Um sich selbst für die Prüfung zu entlasten, kann und soll der Kunde jedoch möglichst viele Akzeptanztestdaten beibringen. Das Entwicklerteam belästigt ihn mit einer neuen Version der Softwaremaschine nur, wenn es aufgrund dieser Testdaten sicher ist, die Anforderungen korrekt verstanden und umgesetzt zu haben. Daran sollte dem Kunden sehr gelegen sein, so dass er sich auch mit speziellen Prüfständen zufrieden gibt und nicht darauf besteht, Anforderungen nur durch die endgültige Benutzerschnittstelle zu prüfen.
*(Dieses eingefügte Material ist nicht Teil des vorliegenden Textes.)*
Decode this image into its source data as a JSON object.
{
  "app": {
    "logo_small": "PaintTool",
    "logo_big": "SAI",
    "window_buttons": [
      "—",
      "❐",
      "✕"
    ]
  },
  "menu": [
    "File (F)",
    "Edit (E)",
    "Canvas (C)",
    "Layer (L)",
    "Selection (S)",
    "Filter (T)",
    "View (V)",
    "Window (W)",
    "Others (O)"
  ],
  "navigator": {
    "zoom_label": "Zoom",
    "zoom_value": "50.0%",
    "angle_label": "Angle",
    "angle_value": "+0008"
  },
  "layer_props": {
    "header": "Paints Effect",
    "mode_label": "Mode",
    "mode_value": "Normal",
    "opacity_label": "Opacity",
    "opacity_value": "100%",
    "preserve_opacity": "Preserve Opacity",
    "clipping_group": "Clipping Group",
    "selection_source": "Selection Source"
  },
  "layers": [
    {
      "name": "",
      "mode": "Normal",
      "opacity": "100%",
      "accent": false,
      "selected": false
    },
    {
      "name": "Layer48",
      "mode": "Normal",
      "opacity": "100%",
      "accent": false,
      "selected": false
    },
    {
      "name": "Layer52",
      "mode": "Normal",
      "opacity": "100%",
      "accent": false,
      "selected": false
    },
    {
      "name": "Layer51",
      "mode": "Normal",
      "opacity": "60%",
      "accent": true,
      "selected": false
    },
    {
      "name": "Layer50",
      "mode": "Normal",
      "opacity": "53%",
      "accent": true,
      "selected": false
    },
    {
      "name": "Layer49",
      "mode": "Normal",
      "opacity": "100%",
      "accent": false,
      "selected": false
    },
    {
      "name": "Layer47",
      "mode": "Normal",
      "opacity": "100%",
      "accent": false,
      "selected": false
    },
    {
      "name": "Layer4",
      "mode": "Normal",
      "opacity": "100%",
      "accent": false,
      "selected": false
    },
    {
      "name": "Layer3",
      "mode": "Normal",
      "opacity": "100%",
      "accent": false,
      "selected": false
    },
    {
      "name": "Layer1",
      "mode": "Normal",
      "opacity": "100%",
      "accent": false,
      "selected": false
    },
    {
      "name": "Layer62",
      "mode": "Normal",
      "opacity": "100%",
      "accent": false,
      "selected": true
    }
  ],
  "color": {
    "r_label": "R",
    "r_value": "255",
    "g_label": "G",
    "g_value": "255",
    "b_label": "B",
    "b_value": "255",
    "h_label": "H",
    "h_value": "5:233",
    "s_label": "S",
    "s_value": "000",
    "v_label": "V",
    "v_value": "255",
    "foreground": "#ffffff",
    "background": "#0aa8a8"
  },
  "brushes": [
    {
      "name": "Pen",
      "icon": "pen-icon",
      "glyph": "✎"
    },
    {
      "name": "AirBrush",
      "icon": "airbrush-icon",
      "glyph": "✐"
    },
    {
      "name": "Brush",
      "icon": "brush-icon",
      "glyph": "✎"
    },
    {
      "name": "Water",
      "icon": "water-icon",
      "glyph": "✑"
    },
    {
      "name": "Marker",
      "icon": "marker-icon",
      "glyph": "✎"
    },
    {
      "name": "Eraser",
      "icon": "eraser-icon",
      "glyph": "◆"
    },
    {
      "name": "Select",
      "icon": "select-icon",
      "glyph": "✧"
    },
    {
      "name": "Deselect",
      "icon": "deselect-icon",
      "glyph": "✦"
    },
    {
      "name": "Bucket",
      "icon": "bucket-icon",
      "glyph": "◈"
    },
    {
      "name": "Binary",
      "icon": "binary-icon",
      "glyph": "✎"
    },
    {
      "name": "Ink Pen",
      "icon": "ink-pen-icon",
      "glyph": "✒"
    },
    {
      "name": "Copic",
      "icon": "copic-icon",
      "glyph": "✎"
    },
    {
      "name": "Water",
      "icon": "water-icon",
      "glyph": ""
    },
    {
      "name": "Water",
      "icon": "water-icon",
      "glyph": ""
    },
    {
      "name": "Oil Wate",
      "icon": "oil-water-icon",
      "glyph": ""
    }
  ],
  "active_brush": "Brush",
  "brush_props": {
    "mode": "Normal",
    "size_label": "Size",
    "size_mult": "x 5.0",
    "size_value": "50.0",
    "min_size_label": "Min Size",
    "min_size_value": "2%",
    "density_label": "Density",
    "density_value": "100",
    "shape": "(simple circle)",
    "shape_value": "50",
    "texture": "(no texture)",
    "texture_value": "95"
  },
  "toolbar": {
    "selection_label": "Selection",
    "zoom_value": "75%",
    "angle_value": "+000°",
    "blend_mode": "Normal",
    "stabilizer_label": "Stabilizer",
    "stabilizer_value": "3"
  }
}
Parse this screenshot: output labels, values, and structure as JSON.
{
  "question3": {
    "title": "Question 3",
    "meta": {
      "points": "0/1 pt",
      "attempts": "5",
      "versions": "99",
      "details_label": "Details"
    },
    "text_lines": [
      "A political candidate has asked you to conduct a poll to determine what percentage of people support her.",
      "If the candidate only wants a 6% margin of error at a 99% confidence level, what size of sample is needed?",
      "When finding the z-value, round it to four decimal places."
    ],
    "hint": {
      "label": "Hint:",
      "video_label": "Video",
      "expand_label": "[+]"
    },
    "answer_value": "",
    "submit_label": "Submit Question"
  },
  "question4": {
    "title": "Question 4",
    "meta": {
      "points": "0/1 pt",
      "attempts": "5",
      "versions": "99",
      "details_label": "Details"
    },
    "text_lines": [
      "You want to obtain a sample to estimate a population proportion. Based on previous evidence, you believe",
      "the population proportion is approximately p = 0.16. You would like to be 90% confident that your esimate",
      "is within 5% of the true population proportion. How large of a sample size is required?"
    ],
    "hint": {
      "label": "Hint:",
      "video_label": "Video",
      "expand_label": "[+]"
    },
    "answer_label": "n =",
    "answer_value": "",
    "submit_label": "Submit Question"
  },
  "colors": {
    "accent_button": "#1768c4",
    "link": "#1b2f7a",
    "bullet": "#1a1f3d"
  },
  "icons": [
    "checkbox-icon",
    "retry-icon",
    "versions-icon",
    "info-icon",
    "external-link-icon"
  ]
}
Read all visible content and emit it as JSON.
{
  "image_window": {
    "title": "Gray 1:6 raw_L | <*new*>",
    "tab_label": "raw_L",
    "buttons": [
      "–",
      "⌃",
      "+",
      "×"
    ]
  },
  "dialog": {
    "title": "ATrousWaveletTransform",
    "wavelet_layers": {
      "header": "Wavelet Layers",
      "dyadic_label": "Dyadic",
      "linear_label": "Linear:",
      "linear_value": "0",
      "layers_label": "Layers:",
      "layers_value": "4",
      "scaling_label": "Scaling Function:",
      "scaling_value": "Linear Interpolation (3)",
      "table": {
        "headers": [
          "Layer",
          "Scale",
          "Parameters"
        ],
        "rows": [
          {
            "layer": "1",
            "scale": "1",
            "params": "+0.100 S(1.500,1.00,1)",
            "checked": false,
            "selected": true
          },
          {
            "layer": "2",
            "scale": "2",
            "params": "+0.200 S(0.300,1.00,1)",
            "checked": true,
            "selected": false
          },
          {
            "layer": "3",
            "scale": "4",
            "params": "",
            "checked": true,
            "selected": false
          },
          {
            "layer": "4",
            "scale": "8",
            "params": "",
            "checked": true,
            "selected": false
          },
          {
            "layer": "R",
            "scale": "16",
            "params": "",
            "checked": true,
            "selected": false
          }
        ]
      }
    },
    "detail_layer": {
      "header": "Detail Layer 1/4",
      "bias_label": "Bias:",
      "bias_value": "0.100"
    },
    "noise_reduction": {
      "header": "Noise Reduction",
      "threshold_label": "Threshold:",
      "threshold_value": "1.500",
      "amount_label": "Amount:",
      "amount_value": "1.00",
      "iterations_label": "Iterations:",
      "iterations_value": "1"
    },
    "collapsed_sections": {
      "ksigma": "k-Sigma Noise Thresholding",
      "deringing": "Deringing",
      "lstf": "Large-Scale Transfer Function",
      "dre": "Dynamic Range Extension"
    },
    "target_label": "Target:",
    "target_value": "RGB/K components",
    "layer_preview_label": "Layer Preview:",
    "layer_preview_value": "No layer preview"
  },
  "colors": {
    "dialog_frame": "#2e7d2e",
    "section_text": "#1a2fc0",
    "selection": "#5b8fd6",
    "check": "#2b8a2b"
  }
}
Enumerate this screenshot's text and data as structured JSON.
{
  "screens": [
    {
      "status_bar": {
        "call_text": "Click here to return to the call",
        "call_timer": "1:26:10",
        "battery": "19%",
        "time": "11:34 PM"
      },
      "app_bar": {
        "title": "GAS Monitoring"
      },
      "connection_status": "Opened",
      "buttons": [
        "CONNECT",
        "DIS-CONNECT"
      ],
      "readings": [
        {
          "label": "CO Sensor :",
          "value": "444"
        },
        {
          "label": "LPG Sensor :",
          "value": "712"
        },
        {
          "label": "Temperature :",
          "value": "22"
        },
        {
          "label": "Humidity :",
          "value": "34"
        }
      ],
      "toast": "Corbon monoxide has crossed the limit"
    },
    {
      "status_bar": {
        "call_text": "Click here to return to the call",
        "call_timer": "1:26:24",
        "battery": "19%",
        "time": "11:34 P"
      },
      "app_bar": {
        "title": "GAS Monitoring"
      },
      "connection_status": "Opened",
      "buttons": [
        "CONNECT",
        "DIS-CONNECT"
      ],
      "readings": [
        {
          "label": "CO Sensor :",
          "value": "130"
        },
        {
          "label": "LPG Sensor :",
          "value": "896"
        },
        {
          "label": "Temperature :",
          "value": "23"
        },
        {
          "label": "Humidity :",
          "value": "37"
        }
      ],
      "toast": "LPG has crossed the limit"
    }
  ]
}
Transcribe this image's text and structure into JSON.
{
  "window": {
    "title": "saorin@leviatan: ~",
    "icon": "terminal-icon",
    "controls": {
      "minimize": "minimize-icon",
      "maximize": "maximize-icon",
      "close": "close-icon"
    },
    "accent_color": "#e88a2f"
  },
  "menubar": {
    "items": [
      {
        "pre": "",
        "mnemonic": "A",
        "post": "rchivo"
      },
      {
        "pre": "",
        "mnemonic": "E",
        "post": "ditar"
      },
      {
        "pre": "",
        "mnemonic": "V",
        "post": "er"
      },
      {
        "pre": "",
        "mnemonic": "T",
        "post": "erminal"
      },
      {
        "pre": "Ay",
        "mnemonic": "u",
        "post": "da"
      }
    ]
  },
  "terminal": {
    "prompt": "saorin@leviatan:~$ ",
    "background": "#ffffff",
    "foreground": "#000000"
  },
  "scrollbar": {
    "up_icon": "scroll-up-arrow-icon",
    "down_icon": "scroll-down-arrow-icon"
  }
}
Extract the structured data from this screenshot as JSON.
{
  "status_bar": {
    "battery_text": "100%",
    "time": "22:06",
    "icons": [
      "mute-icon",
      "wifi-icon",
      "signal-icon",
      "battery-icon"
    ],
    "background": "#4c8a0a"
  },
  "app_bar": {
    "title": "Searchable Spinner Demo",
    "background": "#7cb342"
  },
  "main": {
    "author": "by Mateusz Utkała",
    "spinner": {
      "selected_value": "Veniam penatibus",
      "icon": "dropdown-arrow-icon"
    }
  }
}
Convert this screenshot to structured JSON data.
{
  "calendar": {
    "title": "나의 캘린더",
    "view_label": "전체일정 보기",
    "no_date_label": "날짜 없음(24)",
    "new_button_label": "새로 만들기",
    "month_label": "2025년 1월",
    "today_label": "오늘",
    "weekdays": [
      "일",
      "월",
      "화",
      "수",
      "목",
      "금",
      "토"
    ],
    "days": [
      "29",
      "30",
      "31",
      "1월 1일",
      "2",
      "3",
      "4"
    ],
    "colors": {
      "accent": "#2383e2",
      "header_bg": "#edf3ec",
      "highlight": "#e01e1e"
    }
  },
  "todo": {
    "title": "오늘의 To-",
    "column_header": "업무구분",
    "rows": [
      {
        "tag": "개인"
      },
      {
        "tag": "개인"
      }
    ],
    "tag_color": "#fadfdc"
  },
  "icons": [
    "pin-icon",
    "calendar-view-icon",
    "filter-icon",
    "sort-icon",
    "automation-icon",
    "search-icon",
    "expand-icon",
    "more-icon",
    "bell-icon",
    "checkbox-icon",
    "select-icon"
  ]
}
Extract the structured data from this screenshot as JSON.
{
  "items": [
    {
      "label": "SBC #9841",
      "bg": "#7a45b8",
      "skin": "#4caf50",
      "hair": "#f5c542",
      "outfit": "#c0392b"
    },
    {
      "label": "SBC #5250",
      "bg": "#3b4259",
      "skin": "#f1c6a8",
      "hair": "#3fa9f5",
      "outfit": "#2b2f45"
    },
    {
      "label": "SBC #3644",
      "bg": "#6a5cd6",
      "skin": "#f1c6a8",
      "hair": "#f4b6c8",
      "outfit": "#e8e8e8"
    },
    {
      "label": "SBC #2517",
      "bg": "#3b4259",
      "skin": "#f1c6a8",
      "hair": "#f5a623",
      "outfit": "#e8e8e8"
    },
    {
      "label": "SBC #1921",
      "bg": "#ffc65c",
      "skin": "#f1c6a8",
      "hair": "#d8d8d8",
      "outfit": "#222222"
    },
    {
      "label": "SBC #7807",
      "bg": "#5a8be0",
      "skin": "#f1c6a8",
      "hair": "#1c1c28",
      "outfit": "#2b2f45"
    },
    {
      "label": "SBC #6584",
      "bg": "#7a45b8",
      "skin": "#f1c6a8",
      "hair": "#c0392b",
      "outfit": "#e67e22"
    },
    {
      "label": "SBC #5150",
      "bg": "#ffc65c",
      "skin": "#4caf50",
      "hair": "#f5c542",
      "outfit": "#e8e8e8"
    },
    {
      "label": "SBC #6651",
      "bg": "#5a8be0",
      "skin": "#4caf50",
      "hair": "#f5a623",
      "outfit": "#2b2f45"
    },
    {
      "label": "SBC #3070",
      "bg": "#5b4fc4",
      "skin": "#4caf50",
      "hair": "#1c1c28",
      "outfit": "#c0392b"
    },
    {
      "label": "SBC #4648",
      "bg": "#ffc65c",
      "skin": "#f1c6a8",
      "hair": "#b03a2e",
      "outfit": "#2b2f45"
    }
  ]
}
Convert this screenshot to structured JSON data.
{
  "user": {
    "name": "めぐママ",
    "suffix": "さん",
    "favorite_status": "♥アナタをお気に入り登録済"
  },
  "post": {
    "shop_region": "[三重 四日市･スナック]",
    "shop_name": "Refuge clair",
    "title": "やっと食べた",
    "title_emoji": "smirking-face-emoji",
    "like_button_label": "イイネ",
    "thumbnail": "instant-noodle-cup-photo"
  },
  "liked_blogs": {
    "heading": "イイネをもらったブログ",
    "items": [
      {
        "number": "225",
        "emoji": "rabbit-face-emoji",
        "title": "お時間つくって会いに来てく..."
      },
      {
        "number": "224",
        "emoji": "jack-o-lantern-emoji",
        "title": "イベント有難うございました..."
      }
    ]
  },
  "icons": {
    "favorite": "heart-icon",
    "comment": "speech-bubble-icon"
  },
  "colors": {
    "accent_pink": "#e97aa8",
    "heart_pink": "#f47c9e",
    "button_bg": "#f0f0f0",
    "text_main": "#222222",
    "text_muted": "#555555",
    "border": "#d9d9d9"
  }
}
Prüfstände haben den Vorteil, dass sie viel einfacher zu realisieren sind als eine Benutzerschnittstelle und auch für ansonsten “versteckte” Subfunktionalität aufgebaut werden können. Der Kunde kann sich dadurch viel zügiger “einen Spiegel vorhalten”, um sein Verständnis der Domäne zu überprüfen. Dass Kunden solchen “Blick in den Spiegel” scheuen mögen, steht auf einem anderen Blatt und vergrößert die Herausforderung Softwareentwicklung. Softwareentwicklung ist wie ein Therapeut, der mit seinen Fragen nicht an der Oberfläche bleibt, sondern sich auch ins Unterbewusste gräbt. Und wer mag das schon?

Verständnis und Einfühlungsvermögen gehören mithin auch zu den wünschenswerten Kompetenzen eines Softwareentwicklungsteams. Wer therapeutisch arbeitet, sollte sich nicht wie ein Elephant im Porzellanladen benehmen.

Und zuguterletzt: Was für Therapeuten angemessen ist, kann für Softwareteams nicht so falsch sein. Zur Softwareentwicklung gehört also auch die Reflexion, gar Supervision. Sonst ist nicht nur keine Nachhaltigkeit der unvermeidlichen eigenen Veränderung gewährleistet – die ist über Effizienz und Effektivität hinaus aber sehr wichtig für langfristigen Erfolg –, nein, Teams laufen sonst auch Gefahr, sich durch ihre Klienten nachteilig beeinflussen zu lassen. Ohne Reflexion/Supervision können auch “Softwaretherapeutenteams” in die Falle Gegenübertragung oder Neurose tappen. Aber davon ein andermal mehr…

An dieser Stelle sollte nur soviel klar geworden sein: Wasserfall oder nicht ist keine Frage von Weltanschauung, sondern eine Frage der Qualität des expliziten Wissens eines Kunden und der Kommunikationskompetenz aller Beteiligten im Softwareherstellungsprozess.

Da Menschen eine Menge wissen, aber oft sich selbst nicht kennen und dasselbe daher für Unternehmen, die aus Menschen bestehen, anzunehmen ist, sollte die Qualität des expliziten Wissens nicht allzu hoch eingestuft werden. Dasselbe gilt für die Kommunikationsfähigkeit vom Benutzer beim Kunden über einen ProductOwner bis zum Entwickler. Durchschnittlichkeit zu erwarten, scheint das Maximum. Und deshalb sind Wasserfall oder andere Vorgehensmodelle, die eher unidirektional sind und/oder viele Sender-Empfänger-Stufen bis zur Software haben, ungeeignet für die Softwareentwicklung.